South African researchers claim to have found out the reason

By DTE Staff
Published: Thursday 13 November 2014

The ribs of the tortoise were integrated into the tortoise shell 50 million years ago (Image courtesy: Witwatersrand University, South Africa)

Researchers at the University of the Witwatersrand in Johannesburg, South Africa, claim to have found the reason why tortoises got their shells after careful study modern and early tortoise fossil. 

The study, carried out by Tyler Lyson, professor at the University’s Evolutionary Studies Institute, says the evolution of the tortoise shell is linked to the evolutionary processes that shaped the breathing apparatus in the sea animals.

Lyson and his fellow researchers found that early in the evolution of the tortoise body plan a gradual increase in body wall rigidity produced a division of function between the ribs and abdominal respiratory muscles.

“Tortoises have a bizarre body plan and one of the more puzzling aspects to this body plan is the fact that tortoises have locked their ribs up into the iconic tortoise shell. No other animal does this and the likely reason is that ribs play such an important role in breathing in most animals including mammals, birds, crocodilians, and lizards,” Lyson was quoted as saying in a report by South African website,

“As the ribs broadened and stiffened the torso, they became less effective for breathing which caused the abdominal muscles to become specialised for breathing, which in turn freed up the ribs to eventually – approximately 50-million years later – to become fully integrated into the characteristic tortoise shell,” said Lyson.

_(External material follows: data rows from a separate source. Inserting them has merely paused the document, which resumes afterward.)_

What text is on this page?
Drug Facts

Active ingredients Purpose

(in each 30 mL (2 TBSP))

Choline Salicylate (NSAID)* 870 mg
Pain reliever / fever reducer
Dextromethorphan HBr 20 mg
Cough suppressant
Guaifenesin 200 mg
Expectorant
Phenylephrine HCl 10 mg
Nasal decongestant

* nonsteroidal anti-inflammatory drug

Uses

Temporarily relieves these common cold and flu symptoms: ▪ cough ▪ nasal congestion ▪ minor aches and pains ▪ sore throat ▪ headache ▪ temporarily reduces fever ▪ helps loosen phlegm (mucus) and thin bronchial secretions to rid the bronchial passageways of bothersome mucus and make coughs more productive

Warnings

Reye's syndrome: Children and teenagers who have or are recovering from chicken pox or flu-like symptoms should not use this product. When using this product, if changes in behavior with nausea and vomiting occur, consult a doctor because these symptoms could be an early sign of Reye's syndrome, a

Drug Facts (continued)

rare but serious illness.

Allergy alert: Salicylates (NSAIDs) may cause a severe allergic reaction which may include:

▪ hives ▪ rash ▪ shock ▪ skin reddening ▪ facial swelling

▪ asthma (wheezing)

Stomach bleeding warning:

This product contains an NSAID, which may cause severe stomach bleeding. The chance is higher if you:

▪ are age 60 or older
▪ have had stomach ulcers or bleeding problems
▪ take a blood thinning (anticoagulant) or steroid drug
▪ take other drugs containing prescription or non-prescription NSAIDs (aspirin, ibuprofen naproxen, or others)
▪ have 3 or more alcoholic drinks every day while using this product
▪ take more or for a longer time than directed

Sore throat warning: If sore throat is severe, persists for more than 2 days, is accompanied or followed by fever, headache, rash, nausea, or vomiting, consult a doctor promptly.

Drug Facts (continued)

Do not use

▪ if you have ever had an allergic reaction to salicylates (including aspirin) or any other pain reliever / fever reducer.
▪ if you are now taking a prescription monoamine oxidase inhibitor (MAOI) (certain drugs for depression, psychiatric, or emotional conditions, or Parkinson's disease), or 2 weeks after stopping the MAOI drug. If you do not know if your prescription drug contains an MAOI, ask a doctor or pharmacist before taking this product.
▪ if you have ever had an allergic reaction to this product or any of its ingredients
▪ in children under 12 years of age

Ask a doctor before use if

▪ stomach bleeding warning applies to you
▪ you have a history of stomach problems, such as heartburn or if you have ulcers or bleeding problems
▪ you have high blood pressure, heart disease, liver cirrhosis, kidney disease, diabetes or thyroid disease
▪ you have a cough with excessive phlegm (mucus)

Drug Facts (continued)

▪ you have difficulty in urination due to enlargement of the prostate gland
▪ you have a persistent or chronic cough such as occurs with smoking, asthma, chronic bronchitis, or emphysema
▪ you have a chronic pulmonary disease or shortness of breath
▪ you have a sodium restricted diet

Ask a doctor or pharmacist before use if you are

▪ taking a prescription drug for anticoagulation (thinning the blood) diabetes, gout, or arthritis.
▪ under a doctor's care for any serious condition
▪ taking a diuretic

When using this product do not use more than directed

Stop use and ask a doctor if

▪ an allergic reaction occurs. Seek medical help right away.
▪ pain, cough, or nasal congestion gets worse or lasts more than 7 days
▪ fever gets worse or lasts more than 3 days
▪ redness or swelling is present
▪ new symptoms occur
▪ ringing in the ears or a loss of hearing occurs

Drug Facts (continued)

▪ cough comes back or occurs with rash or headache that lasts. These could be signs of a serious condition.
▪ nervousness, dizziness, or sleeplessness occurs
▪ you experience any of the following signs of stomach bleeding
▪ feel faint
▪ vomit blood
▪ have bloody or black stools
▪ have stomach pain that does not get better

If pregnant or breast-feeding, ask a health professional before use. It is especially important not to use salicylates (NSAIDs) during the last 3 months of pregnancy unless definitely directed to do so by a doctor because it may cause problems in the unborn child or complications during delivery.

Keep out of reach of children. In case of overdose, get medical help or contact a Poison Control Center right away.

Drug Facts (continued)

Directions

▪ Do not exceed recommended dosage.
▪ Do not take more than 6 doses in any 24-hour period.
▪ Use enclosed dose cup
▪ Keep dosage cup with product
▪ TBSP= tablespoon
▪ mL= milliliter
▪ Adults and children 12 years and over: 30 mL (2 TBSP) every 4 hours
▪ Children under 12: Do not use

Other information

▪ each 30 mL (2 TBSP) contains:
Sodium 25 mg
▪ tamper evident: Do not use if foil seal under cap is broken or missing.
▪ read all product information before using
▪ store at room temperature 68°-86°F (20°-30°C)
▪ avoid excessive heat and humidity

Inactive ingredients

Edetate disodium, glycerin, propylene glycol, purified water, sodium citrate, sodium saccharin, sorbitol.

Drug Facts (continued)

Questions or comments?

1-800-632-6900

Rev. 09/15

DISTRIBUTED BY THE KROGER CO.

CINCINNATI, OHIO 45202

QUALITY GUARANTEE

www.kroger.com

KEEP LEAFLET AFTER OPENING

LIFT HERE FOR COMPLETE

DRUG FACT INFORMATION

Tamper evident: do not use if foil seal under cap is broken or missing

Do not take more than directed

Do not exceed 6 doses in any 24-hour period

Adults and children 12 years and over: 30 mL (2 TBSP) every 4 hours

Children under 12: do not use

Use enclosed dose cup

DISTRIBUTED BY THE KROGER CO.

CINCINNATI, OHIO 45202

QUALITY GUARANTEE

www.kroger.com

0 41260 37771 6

By studying the anatomy and thin sections, Lyson and his colleagues discovered that the modern tortoise breathing apparatus was already in place in the earliest fossil tortoise, an animal known as Eunotosaurus africanus.

E. africanus lived in South Africa 260-million years ago and shares many unique features with modern day tortoises. However, E. africanus lacked a shell.
Lyson said a recognisable tortoise shell did not appear for another 50-million years and E. africanus bridged the morphological gap between early body plan and the highly modified body plan of living tortoises.

The results of the study were presented by Lyson and his colleagues in a recent paper, titled “Origin of the unique ventilator apparatus of turtles”, published in the scientific journal, Nature Communications.